J and I are really low-key when it comes to the holidays. Our shared attitude toward Thanksgiving is very similar to our shared attitude toward Valentine’s Day: if you’re grateful (or in love) 365 days of the year, it’s not hugely important to feel extra grateful (or extra in-love) on an officially sanctioned holiday. If you’re grateful (or in love) 365 days of the year, Thanksgiving (or Valentine’s Day) really is like every other day.
Yesterday morning, for instance, I took Reggie on our usual morning dog-walk. Along the way, I saw (and photographed) two different spider webs outlined in water-droplets: remnants from this week’s drizzly weather. Spider webs are even more difficult to photograph than raindrops are: spider-webs are often invisible, and even when you can see a spider-web, it’s often difficult to get a point-and-shoot camera to focus on something so delicate and insubstantial. Point-and-shoot cameras like to focus on things that are big and obvious, so something as gossamer-fine as a spider web is a tough capture.
It feels silly to admit it, but when Reggie and I got home from yesterday’s otherwise ordinary dog-walk, I felt absurdly grateful to have seen and photographed spider-webs: not one but two instances of serendipity in a single morning! Counting “spider webs” among one’s Thanksgiving blessings seems insanely sappy, but that’s how I felt yesterday morning. At that moment, “Thanksgiving” wasn’t a matter of counting big blessings, it was a matter of realizing the silly little things I appreciate each day: small blessings other folks might overlook.
On any given day, for example, I feel absurdly grateful to be healthy enough to walk the dog and tend to my work. When I come home from a long, tiring day teaching, I feel grateful to have a job that demands so much (every last bit sometimes) of my energy. Every time I go to the grocery store, I feel an overwhelming sense of gratitude to be able to fill my trunk with food, and I feel a similar sort of gratitude whenever I balance my checkbook or pay my bills. Beyond the basic blessings of having my health, a job, and enough money to provide food and shelter for myself, I find myself filling my journal day after day with scribbled sentences noting how satisfied I feel simply to sit at my kitchen table after another boring breakfast while Reggie lies sleeping on the floor. “I’m grateful for the sound of my dog breathing” sounds absurdly silly if you mention it as being one of this year’s blessings, but I can’t count the number of times I’ve said something similar in my journal, on plenty of days other than Thanksgiving.

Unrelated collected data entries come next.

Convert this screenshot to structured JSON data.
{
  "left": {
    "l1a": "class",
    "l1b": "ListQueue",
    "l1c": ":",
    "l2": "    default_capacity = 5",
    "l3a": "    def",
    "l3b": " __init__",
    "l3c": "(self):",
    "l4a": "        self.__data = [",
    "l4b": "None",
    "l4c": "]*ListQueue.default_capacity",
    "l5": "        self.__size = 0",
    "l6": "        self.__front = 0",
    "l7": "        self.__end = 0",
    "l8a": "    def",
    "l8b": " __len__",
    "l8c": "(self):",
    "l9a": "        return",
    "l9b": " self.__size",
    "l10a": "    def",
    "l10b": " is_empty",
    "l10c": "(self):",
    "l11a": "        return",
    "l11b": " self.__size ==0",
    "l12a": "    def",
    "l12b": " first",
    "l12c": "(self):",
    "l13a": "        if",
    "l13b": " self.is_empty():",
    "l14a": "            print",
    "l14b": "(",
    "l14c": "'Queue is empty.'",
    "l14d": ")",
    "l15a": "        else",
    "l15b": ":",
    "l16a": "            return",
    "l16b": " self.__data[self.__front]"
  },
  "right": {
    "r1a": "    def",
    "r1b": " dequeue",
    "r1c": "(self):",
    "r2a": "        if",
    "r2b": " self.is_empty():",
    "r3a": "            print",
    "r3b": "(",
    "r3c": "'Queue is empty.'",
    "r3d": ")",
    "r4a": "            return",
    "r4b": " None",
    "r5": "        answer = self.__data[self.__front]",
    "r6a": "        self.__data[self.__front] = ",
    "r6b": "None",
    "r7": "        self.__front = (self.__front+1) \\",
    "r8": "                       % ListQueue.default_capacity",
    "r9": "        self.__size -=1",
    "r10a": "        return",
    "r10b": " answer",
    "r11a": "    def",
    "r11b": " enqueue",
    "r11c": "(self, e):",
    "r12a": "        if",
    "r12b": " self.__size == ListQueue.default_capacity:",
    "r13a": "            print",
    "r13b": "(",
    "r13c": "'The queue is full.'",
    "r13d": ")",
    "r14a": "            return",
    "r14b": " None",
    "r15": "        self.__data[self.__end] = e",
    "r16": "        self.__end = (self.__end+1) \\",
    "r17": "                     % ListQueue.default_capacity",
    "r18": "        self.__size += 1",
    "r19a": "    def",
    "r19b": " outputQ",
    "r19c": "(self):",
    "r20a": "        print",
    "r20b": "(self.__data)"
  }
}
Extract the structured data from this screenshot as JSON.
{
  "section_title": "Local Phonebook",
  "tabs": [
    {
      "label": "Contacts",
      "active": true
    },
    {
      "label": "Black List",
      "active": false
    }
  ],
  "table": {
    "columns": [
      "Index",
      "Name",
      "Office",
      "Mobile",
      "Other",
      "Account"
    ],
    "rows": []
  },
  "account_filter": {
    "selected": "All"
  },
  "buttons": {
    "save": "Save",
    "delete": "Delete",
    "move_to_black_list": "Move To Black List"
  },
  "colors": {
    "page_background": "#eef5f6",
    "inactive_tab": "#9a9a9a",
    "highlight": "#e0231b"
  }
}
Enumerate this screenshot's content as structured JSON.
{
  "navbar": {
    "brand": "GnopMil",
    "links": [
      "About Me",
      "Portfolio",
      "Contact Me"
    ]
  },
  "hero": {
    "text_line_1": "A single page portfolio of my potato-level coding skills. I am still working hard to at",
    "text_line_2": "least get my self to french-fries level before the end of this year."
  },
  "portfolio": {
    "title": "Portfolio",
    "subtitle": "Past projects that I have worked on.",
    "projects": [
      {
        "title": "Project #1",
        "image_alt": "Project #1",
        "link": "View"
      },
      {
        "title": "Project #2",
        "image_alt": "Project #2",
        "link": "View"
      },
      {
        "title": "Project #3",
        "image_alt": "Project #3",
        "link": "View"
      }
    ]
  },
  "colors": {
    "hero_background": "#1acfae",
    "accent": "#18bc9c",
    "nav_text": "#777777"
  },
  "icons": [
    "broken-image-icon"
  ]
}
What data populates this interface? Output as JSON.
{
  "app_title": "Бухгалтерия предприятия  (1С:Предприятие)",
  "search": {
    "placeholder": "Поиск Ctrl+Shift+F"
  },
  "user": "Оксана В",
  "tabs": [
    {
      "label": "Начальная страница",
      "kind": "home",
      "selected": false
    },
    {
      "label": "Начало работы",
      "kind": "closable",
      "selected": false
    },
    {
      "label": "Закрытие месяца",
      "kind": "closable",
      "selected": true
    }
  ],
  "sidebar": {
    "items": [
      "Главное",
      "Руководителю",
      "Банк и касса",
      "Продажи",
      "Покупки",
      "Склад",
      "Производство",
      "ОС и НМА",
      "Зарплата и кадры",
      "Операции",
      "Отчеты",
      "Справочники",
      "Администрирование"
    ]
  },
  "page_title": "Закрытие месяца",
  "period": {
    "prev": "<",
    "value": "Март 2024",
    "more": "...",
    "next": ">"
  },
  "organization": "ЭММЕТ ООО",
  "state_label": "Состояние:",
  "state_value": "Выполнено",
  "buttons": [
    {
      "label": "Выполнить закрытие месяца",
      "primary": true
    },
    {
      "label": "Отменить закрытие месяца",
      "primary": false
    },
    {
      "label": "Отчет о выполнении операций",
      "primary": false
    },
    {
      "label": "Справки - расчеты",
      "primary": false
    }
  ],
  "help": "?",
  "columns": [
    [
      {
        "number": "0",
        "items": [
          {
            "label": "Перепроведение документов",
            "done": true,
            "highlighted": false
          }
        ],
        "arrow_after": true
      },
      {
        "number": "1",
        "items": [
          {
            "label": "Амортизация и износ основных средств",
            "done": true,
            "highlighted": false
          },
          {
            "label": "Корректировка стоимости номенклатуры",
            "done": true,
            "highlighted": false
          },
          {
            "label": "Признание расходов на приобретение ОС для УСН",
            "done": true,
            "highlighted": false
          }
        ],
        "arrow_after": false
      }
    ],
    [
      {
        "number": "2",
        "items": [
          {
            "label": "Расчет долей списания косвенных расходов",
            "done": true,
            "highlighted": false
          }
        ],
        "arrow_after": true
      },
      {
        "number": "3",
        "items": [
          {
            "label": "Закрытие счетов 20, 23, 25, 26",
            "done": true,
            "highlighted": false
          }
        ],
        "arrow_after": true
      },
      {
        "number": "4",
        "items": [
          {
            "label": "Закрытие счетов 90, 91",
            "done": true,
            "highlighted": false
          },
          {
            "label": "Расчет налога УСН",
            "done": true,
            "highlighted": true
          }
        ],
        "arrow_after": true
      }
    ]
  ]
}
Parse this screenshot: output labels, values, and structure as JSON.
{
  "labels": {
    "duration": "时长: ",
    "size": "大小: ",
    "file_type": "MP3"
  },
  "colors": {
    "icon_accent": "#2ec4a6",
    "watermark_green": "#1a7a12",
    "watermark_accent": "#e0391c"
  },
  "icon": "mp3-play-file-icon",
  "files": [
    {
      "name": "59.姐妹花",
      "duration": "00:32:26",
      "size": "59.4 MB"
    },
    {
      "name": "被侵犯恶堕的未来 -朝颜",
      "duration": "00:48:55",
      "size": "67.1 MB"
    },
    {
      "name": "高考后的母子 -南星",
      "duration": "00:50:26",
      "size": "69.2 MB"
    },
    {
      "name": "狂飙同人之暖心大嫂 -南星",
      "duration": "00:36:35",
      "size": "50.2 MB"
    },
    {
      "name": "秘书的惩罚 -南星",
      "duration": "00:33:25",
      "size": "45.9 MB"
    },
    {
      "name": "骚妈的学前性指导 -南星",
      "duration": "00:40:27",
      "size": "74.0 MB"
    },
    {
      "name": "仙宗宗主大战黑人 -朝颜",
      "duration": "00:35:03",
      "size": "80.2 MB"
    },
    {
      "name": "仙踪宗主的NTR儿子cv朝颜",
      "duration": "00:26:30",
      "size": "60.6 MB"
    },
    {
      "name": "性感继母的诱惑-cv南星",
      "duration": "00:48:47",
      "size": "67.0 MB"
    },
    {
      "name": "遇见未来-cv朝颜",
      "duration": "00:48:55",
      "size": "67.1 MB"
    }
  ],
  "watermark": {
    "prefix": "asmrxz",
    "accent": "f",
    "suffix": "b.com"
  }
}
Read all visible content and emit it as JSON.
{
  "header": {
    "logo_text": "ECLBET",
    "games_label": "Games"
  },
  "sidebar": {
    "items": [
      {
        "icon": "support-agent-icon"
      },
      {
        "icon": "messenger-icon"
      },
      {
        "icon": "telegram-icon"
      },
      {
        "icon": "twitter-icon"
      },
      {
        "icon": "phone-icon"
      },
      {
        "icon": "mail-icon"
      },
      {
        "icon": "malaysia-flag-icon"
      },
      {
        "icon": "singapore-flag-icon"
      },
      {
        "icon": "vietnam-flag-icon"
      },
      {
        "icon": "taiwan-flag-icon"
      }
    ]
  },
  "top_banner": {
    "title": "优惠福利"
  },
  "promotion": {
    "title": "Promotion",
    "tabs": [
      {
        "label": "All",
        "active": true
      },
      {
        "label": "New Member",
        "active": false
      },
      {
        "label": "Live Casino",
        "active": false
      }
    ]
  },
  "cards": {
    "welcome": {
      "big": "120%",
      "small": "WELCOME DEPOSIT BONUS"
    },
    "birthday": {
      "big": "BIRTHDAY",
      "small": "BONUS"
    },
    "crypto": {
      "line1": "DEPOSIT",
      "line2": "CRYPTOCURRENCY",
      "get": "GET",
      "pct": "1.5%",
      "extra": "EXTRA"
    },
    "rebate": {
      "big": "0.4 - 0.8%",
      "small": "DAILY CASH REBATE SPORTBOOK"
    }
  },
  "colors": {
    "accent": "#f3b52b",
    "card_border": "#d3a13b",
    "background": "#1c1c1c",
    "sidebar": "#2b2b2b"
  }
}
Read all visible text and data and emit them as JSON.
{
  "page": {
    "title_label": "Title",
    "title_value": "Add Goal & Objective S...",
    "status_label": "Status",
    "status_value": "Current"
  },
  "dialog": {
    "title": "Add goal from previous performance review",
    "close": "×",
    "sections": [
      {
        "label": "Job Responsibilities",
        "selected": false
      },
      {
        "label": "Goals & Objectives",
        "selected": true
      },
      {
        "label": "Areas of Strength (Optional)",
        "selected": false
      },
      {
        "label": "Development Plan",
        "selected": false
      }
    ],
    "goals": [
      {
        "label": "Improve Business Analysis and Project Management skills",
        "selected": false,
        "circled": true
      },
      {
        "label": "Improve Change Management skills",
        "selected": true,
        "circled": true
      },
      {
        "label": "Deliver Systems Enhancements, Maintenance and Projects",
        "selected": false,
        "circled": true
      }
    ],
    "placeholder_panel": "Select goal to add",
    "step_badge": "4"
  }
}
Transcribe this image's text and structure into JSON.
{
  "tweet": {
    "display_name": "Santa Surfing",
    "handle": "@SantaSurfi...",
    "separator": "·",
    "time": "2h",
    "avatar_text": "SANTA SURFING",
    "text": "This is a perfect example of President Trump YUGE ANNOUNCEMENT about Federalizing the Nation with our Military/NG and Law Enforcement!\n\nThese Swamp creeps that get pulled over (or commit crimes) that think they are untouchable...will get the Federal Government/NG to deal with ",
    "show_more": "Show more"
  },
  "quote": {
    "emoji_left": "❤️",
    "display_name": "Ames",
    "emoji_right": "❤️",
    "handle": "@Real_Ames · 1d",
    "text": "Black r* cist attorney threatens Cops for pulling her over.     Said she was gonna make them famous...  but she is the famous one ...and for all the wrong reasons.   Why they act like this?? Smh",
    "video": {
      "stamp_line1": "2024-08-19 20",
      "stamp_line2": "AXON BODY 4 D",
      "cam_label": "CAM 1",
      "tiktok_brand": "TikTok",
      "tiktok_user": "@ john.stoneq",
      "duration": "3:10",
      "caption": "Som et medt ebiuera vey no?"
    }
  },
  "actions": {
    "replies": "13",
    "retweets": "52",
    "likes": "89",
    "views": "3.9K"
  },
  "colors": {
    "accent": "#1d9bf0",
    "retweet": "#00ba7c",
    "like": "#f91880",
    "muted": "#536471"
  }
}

I think we Americans need a holiday like Thanksgiving because most days, we live in a culture of complaint. When you turn on the TV, you’ll see talking heads shouting to see which political party can complain the loudest; when you turn on the radio, you’ll hear callers who have spent precious hours of their life waiting to voice their dissatisfaction with local sports, politics, or whatever. Around the office water cooler, workers whine about the boss, the workload, or the clients. At the local bar, you’ll hear folks complaining over cocktails about their partner, their mother-in-law, or their kids. Surfing the Internet, you’ll find a good portion of both the blog- and Twitter-sphere devoted to online rants and workday frustration. Venting is an important part of one’s emotional well-being, we tell ourselves, and complaining is one of the central ways we bond with other people. But why exactly should this be so? Why do we spend 364 days of our lives talking amongst ourselves about what’s wrong and only a single day-long holiday counting what’s right?
On this morning’s dog-walk, I noticed that both of the spider-webs I’d photographed yesterday were gone, having broken or been washed away under the weight of overnight rain. Now that those webs are no longer there, I’m even more grateful that I saw and photographed them yesterday when I had the chance. An annual Thanksgiving is like a point-and-shoot camera that focuses on blessings that are big and obvious, but most of the things we have to be grateful for are small, easy to overlook, and gossamer-thin. Today’s blessings might not be around tomorrow, so why wait another year to count those serendipities that can’t be numbered?